= Betty Hanson =

Manx politician (1918–2008)

Betty Hanson (23 November 1918 – 25 June 2008) was a Manx politician and teacher. Hanson served as a Member of the House of Keys (MHK), the lower house of the Tynwald from 1974 until 1982 for the Douglas West constituency. She was elected to the Legislative Council of the Isle of Man, the upper house of the Tynwald, in 1982, becoming the first woman ever elected to that particular legislature. She remained a member of the Legislative Council (MLC) until 1988.

==Biography==

===Personal life===
Betty Hanson was born Betty Lucas in Peel, Isle of Man on the 23rd of November 1918. At the age of 18 she went to Avery hill Teacher Training College in Elthom. She then won a scholarship to the Slade School of Fine Art, but due to the outbreak of WWII her father insisted that she attend Liverpool College of Art instead since it was closer to her home. After 6 months the blitz began and she started working as a teacher in a school in Scotland Road. She became a fire fighter at night and won a defence medal for her service. After the war she chose teaching as her profession. Betty Hanson taught at both St John's primary school and Douglas High School, where she taught art, history, home economics and English. Betty Hanson's late husband, Eric Hanson, a veteran of the Burma campaign, also pursued a career in education, serving as the head teacher of St Thomas's School for 27 years before joining the Albert Road Junior School in Ramsey.

===Politics===
Hanson entered the political realm when she joined the Isle of Man's Board of Education as a non-Tynwald member, where she served from 1971 until 1974. Following her election to the House of Keys in 1974, Hanson returned to chair the Board of Education as a full Tynwald member from 1976 until 1981. Hanson oversaw the creation of Queen Elizabeth II High School, the first secondary school in the western portion of the Isle of Man, and personally escorted the school's namesake, Queen Elizabeth II, on a tour of the facility in 1979.

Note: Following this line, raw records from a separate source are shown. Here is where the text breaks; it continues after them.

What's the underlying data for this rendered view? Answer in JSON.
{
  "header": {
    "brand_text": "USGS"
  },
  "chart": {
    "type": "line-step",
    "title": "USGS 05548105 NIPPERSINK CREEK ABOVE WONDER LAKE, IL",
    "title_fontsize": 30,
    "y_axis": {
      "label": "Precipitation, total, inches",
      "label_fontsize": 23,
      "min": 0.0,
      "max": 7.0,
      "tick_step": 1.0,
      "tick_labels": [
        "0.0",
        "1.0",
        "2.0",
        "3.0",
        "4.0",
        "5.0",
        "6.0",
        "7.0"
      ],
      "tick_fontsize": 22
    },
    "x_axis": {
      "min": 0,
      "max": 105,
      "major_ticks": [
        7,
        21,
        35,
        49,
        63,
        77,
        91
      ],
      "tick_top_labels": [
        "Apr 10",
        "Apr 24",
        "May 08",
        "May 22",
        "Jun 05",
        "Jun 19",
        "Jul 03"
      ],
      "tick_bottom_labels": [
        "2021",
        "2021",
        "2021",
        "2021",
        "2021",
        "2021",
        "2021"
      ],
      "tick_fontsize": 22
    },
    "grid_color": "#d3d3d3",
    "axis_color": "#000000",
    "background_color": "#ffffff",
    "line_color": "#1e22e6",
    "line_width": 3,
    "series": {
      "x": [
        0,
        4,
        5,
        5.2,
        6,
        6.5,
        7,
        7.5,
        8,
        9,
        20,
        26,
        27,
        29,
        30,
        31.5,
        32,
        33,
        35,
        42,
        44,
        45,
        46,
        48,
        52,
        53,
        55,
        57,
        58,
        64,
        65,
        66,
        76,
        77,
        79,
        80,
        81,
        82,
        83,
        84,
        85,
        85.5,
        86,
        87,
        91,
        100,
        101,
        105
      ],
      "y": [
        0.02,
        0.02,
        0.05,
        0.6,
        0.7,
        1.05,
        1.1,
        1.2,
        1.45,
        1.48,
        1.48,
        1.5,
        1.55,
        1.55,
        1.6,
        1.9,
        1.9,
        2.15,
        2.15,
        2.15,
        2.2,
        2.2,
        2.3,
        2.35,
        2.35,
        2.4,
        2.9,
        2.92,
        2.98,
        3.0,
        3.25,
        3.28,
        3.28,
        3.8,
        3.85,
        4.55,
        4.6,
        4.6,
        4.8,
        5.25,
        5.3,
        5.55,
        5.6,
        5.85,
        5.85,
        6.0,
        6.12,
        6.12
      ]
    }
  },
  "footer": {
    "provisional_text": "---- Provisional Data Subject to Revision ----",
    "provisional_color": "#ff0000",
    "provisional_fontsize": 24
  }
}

She served as the chairman and chief planner of the Tynwald's Millennium Committee celebrations in 1979. In the weeks prior to the celebration, Hanson traveled to the United States as chairman, where she was instrumental in the establishment of the North American Manx Awards, which are still overseen by the Manx Board of Education. The awards were founded by Hanson and others as a way to acknowledge artistic achievements in Manx music, language, arts, culture and crafts.

Betty Hanson became the first woman ever elevated to the Legislative Council of the Isle of Man in 1982, a post she held until 1988. She continued to serve as governor of St Thomas's Café Primary School until her death in 2008. She was also the honorary vice president of the World Manx Association.

=== Death ===
Betty Hanson died on June 24, 2008, at the age of 89 at the Elder Grange Nursing Home in Douglas, Isle of Man. She had been in the care of the nursing home since February 2008. Hanson is survived by her children, Mark and Leslie.